O Ministério Público de Mato Grosso do Sul recomendou que a Prefeitura de Nova Andradina cancele dois contratos de consultoria contábil e tributária, no valor de 792 mil reais, assinados sem licitação. O Ministério Público questiona a não necessidade de serviços, considerados rotineiros e que podem ser realizados por servidores públicos. O órgão estabeleceu prazo de dez dias para resposta sob risco de ação judicial contra o prefeito Leandro Fedosi e o secretário da Fazenda.
O documento é endereçado ao prefeito Leandro Ferreira Luiz Fedosi e ao secretário municipal de Fazenda e Gestão Hernández Ortiz. A recomendação, publicada hoje no Diário Oficial do MP, refere-se aos contratos nº 056/2025 e nº 062/2025 assinados com a MKJ Assessoria Contabil Sociedad Simples Limited e AG Assessoramento e Consultoria Empresarial Irelli. O primeiro custa R$ 360 mil e o segundo R$ 432 mil.
Segundo João Augusto Arfeli Panucci, promotor que assinou o documento, os serviços contratados não apresentam características que justifiquem uma contratação direta sem licitação. A lei permite a não aplicabilidade apenas em circunstâncias excepcionais, quando a concorrência é improvável e quando os serviços são predominantemente de natureza intelectual e exigem especialização significativa.
Na avaliação do Ministério Público, porém, os objetos contratados referem-se a atividades rotineiras de contabilidade, consultoria tributária e assessoria fiscal, serviços considerados comuns e atuais no cotidiano da administração pública. A organização destaca que estas funções já fazem parte das responsabilidades dos funcionários das estruturas municipais.

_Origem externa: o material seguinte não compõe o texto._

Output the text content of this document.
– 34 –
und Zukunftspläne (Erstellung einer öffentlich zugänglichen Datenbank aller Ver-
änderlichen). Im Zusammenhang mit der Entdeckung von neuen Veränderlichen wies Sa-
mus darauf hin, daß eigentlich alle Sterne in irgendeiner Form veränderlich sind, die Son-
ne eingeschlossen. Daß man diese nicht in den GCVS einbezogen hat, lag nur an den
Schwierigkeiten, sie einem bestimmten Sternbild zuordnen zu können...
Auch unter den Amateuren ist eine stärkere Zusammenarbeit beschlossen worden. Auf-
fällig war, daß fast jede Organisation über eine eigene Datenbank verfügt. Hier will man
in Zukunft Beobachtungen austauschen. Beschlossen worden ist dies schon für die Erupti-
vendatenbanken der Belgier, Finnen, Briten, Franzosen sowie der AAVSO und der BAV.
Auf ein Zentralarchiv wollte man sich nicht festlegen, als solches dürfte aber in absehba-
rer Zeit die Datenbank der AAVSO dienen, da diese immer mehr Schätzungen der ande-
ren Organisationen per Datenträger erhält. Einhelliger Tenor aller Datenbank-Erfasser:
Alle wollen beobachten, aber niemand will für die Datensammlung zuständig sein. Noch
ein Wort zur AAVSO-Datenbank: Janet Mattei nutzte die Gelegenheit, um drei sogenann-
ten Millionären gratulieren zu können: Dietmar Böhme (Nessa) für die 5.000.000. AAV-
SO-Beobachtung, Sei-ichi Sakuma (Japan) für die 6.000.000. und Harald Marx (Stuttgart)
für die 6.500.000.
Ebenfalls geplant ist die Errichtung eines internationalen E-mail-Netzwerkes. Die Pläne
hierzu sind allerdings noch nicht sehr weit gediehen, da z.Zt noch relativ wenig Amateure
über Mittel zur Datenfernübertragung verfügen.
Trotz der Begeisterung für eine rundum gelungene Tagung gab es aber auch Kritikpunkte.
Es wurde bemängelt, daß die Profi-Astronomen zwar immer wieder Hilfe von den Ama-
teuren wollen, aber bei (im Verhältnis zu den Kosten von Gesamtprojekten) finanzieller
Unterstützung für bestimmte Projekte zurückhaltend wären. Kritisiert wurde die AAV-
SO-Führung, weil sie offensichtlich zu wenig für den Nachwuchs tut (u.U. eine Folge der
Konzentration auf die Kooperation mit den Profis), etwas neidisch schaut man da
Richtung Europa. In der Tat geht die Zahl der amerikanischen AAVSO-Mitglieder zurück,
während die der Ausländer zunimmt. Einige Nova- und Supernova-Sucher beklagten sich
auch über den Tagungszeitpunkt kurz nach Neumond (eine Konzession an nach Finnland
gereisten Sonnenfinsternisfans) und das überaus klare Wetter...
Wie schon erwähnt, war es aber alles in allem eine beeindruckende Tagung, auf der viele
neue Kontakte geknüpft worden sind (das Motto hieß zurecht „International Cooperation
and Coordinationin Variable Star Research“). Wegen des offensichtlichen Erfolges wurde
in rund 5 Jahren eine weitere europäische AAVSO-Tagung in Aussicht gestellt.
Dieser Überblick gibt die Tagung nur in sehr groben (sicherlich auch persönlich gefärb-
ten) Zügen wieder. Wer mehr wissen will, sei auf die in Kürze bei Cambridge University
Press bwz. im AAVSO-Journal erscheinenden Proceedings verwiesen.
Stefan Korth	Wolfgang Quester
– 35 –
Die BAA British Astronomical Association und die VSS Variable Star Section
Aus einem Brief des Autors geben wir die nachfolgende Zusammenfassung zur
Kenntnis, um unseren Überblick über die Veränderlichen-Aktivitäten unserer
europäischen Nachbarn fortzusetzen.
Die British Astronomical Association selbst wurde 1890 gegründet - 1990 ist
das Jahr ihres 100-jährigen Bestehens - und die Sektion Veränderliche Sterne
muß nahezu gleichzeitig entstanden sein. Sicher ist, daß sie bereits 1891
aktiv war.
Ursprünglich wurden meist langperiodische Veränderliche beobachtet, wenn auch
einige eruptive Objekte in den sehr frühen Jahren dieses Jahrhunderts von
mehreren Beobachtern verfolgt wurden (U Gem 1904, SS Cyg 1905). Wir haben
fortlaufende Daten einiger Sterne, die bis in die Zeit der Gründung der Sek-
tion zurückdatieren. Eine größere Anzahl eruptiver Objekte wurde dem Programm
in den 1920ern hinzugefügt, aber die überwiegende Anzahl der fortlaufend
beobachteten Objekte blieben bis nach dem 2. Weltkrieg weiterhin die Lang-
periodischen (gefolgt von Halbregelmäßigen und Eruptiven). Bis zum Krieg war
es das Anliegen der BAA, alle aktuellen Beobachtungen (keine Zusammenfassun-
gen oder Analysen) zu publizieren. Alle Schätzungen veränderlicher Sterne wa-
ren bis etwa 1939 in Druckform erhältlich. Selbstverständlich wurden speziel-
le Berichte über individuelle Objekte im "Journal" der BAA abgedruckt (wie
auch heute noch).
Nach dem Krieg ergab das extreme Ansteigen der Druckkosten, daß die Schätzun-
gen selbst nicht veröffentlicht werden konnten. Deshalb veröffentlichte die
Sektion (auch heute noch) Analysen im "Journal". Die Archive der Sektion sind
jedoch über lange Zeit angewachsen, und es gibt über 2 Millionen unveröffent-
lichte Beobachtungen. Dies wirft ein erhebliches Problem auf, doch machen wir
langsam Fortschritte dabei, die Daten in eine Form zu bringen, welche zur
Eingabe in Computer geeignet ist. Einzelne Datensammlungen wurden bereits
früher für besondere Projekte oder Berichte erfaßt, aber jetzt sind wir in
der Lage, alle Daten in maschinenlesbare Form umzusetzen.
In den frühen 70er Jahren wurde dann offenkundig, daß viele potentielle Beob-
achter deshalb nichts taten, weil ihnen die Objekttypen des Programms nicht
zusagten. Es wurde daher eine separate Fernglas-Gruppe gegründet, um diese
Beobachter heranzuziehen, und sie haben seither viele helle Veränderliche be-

A recomendação destaca ainda que Nova Andradina possui cargo permanente de auditor fiscal, concurso realizado em 2024 e 8 candidatos aprovados. Para MP, este facto reforça a falta de justificação para a externalização de serviços através de contratação direta.
Outro ponto questionável é a nomeação da empresa AEG Assessoramento e Consultoria Empresarial Eireli. Segundo o Ministério Público, apenas um fornecedor é considerado no estudo de preços, enquanto o procedimento, via de regra, exige a apresentação de pelo menos três cotações para fundamentar a escolha e o preço contratado.
Os contratos são de R$ 36 mil mensais para AEG, totalizando R$ 432 mil anuais, e R$ 30 mil para MKJ Assessoria Contábil, atingindo R$ 360 mil anuais.
Diante das irregularidades apontadas, o Ministério Público recomendou o cancelamento imediato dos dois contratos e determinou que a Prefeitura se abstenha de contratar novas consultorias e assessorias contábeis ou fiscais que não ultrapassem a rotina administrativa dos órgãos públicos.
A administração municipal deverá informar ao Ministério Público, no prazo estabelecido, se cumprirá ou não a recomendação, apresentando documentos que comprovem as diligências adotadas. Tais acordos não são incomuns em prefeituras do interior, onde o MPMS chegou a recorrer à Justiça e ordenar violações.
Este repórter entrou em contato com a Prefeitura. Caso haja resposta, as informações serão acrescentadas ao texto.